The Andrew Cuomo groping scandal has finally claimed some scalps. Just not, at the time of writing, Andrew Cuomo’s. Instead, it is #MeToo’s enforcers who are being struck down.
On Monday, Roberta Kaplan, chairwoman of Time’s Up and founder of the group’s legal defense fund, submitted her resignation. Kaplan had worked closely with Cuomo’s staff during the investigation, and reviewed a draft op-ed that was intended to disparage the character of Cuomo’s first accuser Lindsey Boylan. On Monday, she was denounced in an online open letter (as people are these days), and her painful public penance came mere hours later. Kaplan’s client, senior Cuomo aide Melissa DeRosa, resigned as well.
But while his associates fall around him, Cuomo himself remains unbowed, determined to stand like the Rock of Gibraltar against all efforts to dislodge him. Cuomo’s staff say it’s over. His family say he is finished. President Biden has told him to be gone. But the Apulian Ass-Grabber is defiant.
Should Cuomo be pushed out of office? Heavens, yes! Andrew Cuomo’s decade-long stint as the pinecone-hand potentate of the Empire State is one of the more damning indictments of American representative democracy. Even if he had the chastity of Galahad, his political thuggery alone would make him one of the most abominable creatures of American public life.
But will Cuomo resign from office? Heavens, no! Why should he? What would that possibly gain him?
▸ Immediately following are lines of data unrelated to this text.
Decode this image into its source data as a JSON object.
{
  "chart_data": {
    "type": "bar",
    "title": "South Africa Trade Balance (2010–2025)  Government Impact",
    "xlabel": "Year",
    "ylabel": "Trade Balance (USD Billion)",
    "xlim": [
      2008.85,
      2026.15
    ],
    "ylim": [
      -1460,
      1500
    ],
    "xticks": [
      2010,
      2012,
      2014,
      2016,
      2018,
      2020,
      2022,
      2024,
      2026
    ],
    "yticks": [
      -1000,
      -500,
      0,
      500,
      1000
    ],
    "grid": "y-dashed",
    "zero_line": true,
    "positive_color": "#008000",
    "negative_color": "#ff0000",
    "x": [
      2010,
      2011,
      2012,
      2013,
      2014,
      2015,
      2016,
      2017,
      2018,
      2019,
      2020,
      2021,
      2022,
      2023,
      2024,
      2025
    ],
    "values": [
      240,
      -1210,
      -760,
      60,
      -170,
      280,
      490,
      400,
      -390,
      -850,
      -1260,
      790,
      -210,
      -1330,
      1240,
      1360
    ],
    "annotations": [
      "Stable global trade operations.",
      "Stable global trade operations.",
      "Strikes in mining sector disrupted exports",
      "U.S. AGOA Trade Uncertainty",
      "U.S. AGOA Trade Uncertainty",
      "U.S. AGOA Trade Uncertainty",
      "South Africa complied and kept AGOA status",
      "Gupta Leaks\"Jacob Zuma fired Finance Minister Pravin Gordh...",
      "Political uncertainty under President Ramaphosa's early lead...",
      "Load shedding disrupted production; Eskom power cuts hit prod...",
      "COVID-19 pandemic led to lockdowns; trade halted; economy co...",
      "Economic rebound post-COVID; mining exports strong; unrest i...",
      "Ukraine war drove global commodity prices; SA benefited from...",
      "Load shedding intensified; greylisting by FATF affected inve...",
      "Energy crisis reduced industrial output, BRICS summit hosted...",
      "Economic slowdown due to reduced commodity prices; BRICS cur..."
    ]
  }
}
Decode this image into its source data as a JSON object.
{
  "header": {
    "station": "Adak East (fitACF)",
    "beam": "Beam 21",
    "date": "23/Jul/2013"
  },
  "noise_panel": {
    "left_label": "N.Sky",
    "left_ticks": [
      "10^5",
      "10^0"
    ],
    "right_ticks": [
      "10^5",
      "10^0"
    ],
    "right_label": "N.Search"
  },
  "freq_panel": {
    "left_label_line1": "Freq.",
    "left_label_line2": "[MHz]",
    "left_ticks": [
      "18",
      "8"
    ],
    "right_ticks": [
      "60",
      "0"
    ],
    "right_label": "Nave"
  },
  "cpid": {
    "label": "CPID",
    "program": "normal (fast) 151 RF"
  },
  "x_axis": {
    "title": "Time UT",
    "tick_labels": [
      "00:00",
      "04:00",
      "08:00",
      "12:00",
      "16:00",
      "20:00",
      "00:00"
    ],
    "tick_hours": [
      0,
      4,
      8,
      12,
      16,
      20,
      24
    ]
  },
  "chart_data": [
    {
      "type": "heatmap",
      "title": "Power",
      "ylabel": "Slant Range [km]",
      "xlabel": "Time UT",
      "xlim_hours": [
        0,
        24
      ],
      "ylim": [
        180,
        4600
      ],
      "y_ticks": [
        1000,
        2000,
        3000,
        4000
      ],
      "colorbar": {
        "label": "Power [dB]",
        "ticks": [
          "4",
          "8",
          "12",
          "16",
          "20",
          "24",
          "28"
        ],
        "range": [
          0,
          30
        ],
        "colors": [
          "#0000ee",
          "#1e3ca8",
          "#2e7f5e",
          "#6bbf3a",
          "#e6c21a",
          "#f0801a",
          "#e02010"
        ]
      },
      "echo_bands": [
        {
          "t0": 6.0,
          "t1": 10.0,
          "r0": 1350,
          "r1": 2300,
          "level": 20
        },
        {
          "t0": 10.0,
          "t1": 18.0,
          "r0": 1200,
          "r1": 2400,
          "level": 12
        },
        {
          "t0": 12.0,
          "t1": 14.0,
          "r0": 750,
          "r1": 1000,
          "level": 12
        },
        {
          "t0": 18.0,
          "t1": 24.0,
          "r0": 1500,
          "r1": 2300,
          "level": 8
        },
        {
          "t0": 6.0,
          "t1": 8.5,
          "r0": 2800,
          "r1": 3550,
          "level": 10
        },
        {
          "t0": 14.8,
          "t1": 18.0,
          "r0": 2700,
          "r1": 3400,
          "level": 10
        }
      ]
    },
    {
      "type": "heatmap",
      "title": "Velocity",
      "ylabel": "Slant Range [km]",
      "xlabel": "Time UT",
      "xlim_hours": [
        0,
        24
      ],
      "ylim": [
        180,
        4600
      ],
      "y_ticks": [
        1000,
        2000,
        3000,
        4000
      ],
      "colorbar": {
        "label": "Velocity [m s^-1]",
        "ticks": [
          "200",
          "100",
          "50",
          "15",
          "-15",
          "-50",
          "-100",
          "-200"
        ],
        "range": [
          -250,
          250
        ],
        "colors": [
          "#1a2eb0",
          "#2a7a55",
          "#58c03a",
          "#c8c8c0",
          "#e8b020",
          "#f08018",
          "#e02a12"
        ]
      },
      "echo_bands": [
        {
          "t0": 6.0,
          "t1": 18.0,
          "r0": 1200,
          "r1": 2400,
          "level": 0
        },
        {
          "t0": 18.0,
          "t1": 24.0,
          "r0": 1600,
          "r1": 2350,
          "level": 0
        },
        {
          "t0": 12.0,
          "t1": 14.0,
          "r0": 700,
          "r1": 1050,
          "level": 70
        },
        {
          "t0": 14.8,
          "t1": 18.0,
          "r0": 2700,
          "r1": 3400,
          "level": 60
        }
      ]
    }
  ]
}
Cuomo may be morally revolting, but he did not become chief executive of New York without some low cunning. And the governor seems to be the latest person to realize this new iron law of 21st-century American politics: never resign.
The only argument for Cuomo to resign is for the greater good of his state and the New York Democratic party, but if Cuomo cared about that he’d never have run for governor in the first place. No, Cuomo is clearly only in this for himself, and like any narcissist, he can see the stakes clearly. To voluntarily step away is to lose all, be humiliated, and shunted aside to live out a shameful retirement and then die an ignominious death. But so long as Cuomo clings to power, there is hope. Heck, Cuomo is leading the Democratic primary field right now! Only one-third of Democrats say they categorically are unable to support him. Why not run again? Who knows, he might win! And it’s not like he’s getting any less popular. What are New Yorkers going to do if he takes the primary, vote for a Republican? Come on.
Why should any politician resign over anything for that matter? If the last four years have proven anything, it’s that true scandal is a dead art form in American political life. Trump University and pussy tapes didn’t stop Donald Trump from becoming president, and the only politicians permanently hurt by the January 6 riot were the Republicans who so foolishly turned on him.
And how about Virginia governor Ralph Northam? By the standards of his own party, the revelation that he wore a Klan hood or blackface (he’s really not sure! Cockburn hears it’s the shoe polish though…) ought to be a political death sentence. The state Democratic party, both Virginia senators, Hillary Clinton, AOC, and just about every Democratic presidential candidate all demanded that Northam quit.
Northam’s reply? ‘Go ahead, make my day.’ Eighteen months later, his approval rating hit 56 percent.
Compare Northam’s sad fate with Missouri governor Eric Greitens. Amid a 2018 sex scandal, Greitens was hit with multiple felony charges. But finally, after a long investigation, he was cleared of all criminal wrongdoing and it turns out the real crimes, if any, were committed by Democratic investigators. Just one problem: Greitens had already resigned. Foolish. Greitens got suckered, and is now stuck trying to overcome immense Republican opposition to get a Senate seat. Imagine if he’d simply admitted nothing and yielded nothing. This race would be a coronation instead of a knife fight.
So Cockburn says let’s drop the pretense that there are decent principles in politics. Cuomo knows exactly what he’s doing.